Le dernier Derby de la capitale n’a pas valu par sa qualité technique et son esprit sportif sur le terrain mais par le spectacle hideux en dehors, avant, pendant et après le match. La violence physique a rivalisé avec la brutalité verbale. Violence, injustifiée et abusive, dont tout le monde s’accorde à accuser, dans une large mesure, les forces de l’ordre, censées justement maintenir l’ordre sans bafouer le droit ou la dignité des spectateurs ni attenter à leur intégrité physique. Les séquences vidéo, qui en témoignent, sont des preuves irréfutables de la cruauté dont ont fait montre les policiers. Ce n’est pas un service d’ordre mais une démonstration de force, au mépris de tout sens d’humanité et de citoyenneté. Le public aux stades serait-il devenu ennemi public ou menace contre la sécurité nationale ?!
Aux dernières nouvelles, un groupe d’avocats compte porter plainte contre le ministre de l’intérieur et certains hauts responsables, présumés impliqués dans la violence à Rades. Slim Riahi, président du Club Africain, a accusé les forces de l’ordre d’en avoir déclenché les hostilités et d’avoir provoqué les supporters clubistes, qui n’ont fait que réagir à la brutalité dont ils ont été victimes. D’ailleurs, le tifo clubiste fuité, bien avant le Derby, par un agent du ministre de l’intérieur (sanctionné suite à une enquête l’ayant identifié comme coupable) a cristallisé la colère des clubistes contre ledit ministère. Déjà le ton et la couleur ont été annoncés avant le match. Peut-être qu’en signe de réaction et de solidarité, les policiers présents à Rades, revanchards, ont voulu venger leur collègue, châtié par sa hiérarchie pour sa faute professionnelle. Pour les graves incidents de Rades, le ministre de l’intérieur est également appelé à diligenter une enquête pour en connaitre les causes et les responsables.

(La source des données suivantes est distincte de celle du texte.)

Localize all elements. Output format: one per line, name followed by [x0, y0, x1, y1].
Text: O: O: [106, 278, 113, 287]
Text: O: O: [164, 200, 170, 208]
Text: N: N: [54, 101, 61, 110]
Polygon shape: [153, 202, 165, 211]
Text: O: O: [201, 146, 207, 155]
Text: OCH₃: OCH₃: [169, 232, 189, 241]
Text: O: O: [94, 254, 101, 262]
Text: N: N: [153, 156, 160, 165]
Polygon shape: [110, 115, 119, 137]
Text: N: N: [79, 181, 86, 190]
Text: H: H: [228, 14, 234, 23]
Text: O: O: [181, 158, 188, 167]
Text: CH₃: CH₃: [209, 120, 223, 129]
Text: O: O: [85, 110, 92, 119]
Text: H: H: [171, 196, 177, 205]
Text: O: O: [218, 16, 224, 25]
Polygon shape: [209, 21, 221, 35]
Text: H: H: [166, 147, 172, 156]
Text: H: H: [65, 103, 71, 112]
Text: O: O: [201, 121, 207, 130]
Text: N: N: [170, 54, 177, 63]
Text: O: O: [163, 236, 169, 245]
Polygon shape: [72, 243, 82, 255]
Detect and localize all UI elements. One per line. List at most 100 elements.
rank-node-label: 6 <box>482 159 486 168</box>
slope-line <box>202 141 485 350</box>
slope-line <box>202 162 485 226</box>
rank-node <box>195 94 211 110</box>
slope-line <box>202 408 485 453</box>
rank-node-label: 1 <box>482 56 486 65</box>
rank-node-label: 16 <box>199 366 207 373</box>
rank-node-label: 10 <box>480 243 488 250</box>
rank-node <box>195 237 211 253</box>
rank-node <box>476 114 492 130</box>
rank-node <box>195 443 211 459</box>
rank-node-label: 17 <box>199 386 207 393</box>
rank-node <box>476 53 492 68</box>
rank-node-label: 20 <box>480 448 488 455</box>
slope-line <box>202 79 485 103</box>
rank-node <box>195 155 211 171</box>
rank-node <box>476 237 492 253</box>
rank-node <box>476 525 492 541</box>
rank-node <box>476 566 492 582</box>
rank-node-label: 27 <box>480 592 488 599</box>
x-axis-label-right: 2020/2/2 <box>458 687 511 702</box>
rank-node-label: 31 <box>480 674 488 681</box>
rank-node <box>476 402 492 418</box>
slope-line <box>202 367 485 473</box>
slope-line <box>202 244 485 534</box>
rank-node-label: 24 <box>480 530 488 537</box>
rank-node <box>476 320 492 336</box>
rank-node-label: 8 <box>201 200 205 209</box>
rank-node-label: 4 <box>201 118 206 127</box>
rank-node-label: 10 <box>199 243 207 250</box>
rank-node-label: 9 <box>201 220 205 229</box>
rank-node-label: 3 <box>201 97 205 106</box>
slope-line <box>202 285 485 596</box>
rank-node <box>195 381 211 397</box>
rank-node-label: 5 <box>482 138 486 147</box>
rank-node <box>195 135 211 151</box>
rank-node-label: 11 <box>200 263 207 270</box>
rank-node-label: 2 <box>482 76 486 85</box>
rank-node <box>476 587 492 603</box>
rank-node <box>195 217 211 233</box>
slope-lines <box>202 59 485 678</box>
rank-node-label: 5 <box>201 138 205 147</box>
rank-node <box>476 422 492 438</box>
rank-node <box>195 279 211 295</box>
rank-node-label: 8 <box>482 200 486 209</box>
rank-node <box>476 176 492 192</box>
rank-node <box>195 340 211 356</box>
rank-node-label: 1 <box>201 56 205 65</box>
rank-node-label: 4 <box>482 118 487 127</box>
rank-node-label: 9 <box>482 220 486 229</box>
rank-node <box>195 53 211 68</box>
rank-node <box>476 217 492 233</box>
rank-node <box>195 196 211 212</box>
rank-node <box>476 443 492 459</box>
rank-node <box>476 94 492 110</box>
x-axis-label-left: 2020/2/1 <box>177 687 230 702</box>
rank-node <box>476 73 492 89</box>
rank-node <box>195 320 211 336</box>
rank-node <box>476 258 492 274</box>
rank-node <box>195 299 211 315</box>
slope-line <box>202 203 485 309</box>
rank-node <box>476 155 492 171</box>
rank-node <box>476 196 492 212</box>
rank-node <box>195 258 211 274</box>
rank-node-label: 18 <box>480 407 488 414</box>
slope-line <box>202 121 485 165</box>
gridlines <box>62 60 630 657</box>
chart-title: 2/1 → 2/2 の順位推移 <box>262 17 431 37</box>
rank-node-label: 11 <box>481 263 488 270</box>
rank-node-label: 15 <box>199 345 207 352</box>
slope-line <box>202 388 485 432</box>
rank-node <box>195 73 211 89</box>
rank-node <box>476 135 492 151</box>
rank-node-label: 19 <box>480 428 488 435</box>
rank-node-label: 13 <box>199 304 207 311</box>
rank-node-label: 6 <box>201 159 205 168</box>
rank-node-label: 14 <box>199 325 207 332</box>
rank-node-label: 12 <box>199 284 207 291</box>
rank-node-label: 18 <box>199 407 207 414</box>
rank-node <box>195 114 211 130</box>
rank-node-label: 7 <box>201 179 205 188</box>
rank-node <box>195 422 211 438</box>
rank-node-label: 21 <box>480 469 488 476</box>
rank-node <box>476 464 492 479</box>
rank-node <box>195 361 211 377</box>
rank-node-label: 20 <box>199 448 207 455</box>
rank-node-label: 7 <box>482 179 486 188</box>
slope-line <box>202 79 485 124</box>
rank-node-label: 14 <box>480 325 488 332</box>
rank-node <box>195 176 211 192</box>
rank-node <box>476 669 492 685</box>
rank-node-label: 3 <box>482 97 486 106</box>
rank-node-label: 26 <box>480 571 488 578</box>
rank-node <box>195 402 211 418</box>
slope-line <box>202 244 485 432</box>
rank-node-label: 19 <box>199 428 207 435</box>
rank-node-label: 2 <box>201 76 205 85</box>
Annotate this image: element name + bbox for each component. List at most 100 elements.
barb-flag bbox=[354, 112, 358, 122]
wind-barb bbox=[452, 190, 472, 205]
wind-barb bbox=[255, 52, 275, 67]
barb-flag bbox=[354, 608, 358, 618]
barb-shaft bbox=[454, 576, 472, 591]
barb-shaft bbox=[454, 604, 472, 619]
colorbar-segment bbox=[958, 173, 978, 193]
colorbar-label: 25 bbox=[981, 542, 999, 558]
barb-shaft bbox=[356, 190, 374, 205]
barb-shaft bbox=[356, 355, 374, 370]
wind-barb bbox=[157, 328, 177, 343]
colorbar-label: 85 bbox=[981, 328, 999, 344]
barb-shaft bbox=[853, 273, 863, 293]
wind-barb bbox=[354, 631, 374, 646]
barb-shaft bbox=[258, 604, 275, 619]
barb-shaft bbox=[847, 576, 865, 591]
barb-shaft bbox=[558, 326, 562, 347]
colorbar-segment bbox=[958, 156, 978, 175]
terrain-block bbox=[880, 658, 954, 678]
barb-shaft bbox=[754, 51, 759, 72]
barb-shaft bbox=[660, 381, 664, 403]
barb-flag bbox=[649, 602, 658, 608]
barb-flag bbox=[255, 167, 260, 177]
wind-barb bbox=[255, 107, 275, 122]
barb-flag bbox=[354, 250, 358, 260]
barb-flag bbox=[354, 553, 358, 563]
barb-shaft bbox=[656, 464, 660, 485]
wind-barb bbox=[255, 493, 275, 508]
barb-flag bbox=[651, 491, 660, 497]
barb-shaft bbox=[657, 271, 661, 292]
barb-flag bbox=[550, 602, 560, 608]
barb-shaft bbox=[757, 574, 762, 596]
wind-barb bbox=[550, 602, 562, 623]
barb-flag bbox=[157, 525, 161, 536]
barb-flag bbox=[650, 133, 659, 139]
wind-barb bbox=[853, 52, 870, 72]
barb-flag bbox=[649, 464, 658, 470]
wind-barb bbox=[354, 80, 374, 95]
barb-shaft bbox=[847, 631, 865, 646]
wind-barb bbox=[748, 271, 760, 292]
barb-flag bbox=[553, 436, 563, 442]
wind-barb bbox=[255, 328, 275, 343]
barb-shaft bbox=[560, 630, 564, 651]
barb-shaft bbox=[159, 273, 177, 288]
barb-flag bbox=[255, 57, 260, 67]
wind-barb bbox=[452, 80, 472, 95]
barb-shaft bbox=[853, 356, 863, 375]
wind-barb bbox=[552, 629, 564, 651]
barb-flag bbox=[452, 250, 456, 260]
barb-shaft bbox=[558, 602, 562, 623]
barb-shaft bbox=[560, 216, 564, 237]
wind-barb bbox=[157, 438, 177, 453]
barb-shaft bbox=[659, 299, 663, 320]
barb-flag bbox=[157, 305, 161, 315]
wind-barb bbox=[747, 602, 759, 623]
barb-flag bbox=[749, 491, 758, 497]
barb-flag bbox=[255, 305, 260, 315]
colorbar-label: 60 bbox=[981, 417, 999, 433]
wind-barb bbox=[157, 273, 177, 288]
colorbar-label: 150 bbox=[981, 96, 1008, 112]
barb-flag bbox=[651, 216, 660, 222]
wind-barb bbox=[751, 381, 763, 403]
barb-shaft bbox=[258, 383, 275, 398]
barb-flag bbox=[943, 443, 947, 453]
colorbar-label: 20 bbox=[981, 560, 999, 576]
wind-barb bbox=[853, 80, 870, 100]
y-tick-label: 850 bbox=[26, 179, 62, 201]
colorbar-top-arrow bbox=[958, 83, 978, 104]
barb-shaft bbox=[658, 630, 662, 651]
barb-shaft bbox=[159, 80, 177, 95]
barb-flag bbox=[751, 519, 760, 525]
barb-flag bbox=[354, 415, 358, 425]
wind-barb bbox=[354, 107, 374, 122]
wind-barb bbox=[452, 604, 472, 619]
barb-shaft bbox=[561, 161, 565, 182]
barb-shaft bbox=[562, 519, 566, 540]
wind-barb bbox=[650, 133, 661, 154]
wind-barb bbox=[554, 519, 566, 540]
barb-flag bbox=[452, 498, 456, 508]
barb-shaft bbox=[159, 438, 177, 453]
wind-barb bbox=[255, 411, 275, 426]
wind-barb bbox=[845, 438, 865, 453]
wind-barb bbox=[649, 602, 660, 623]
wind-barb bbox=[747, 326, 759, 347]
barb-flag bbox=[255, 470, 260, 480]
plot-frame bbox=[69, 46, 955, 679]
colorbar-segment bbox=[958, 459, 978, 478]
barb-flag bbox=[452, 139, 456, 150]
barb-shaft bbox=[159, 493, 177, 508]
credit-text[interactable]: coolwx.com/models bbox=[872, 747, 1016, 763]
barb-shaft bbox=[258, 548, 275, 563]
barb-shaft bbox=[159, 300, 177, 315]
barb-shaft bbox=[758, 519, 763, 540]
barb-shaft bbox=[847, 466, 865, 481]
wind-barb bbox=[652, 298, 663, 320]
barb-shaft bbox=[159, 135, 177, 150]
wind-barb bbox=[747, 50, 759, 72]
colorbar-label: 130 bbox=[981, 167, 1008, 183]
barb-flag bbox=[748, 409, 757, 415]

Cerise sur le gâteau, si cerise et gâteau il y a, la déclaration au vitriol de la ministre de la jeunesse et du sport, après les scènes de violence dans les travées du stade de Rades, violence inouïe, disproportionnée et non moins arbitraire du reste, pour laquelle Majdouline Charni brandit, tel un épouvantail, le curieux concept de ” terrorisme sportif”. Devant la réaction autant farouche que légitime des supporters du Club Africain, fustigeant la confusion dont elle a fait montre et l’assimilation du public clubiste à un ramassis de terroristes, la ministre, droit dans ses bottes, refuse de s’en excuser au risible prétexte qu’elle ne pouvait le faire pour l’emploi d’un terme existant dans le dictionnaire, appelant ses contradicteurs à utiliser ce glossaire pour mieux comprendre. Affirmation qui est irrecevable sur le plan tant conceptuel que moral. A en juger :
Il est vrai qu’en Tunisie, on est beaucoup moins dans le débat d’idées que dans le conflit de concepts. On est beaucoup plus à la quête de notions bâtardes et hybrides qu’à la recherche de vues créatives. L’école buissonnière à la place de l’école de pensée. Les cours de récréation en lieu des cours d’école. Majdouline Charni en est l’édifiant exemple. Banaliser le terme terrorisme, en décontextualiser l’emploi et le mettre à toutes les sauces, quitte à verser dans l’amalgame, à brouiller le message et à se couvrir de ridicule ainsi qu’à se donner en mauvais spectacle, apporte justement de l’eau aux moulins des terroristes et donne des grains à moudre aux ennemis du pays.